Why are you particularly interested in the brain? From our work and that of others, it's apparent that the brain, compared with other tissues, has many more unique splice variants of given genes.
This variability is also seen in other fields, such as transcriptional control and micro-RNAs. The brain is a very diverse tissue. It requires many different cell types and activity responses. So it probably makes sense that it requires the most complex regulation of gene expression.
I'm also very interested in how the brain can encode space and time, how it stores this dimensional information about the environment.
RNA is a very short-term molecule, so it might play a role in giving this time dimension, in terms of gene regulation. It can respond quickly because the transcription step is already done. And, by being degraded quickly, it allows the responses to be time limited.
RNA also allows regulation locally. For example, RNA can be transported to and translated at the synapse, providing a spatial dimension.
Is RNA transport and translation something that you're also interested in?

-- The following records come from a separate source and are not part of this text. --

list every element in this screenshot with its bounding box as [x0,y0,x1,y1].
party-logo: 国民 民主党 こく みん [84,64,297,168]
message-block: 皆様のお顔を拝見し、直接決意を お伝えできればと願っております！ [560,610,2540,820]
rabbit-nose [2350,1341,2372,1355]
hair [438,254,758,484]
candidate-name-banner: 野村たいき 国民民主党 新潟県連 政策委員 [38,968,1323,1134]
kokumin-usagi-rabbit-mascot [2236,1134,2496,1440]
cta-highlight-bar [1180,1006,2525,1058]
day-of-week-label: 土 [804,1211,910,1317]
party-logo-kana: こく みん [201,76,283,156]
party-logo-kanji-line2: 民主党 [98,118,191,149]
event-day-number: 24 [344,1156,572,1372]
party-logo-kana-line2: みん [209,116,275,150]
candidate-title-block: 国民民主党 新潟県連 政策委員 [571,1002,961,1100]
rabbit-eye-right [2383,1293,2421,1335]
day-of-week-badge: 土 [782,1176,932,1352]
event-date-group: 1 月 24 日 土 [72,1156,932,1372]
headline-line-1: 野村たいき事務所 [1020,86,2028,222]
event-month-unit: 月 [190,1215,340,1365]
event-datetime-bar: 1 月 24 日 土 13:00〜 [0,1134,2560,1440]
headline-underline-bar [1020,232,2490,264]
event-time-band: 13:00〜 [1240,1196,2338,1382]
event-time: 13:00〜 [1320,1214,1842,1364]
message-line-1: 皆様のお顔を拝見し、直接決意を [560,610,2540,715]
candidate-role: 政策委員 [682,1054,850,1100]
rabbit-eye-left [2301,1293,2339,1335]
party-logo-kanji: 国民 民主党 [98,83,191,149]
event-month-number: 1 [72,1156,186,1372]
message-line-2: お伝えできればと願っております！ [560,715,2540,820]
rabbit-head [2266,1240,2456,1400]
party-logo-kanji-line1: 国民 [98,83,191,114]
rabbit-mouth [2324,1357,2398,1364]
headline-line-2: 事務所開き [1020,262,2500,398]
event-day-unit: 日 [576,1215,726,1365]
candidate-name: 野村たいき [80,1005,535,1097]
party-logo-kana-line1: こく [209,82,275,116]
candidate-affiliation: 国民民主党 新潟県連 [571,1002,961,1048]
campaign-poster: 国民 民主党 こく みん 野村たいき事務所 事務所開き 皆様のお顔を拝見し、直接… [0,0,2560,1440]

After just one year of postdoc work at Darnell's, you were offered a research position at LMB. Was it an easy decision to move there? Yes. In one way, I wanted to be back in Europe. I've always been attracted by Cambridge. In Europe, it is probably the prime location for science. There's such a concentration of incredible institutes here: the Sanger Centre, the Babraham Institute, the Gurdon Institute.
I feel that I always need to be interacting with other great scientists and to be in a challenging environment. The LMB is a very challenging place. They have a very good tradition, and they try hard to maintain it, so the expectations are high.
Also, I like being in a smaller town. I can bike to work, there's lovely nature all around, and people know each other. It's a place I feel very comfortable with. We've got a small house with a garden. That's something I was missing in New York. I'm very happy to be able to do gardening again.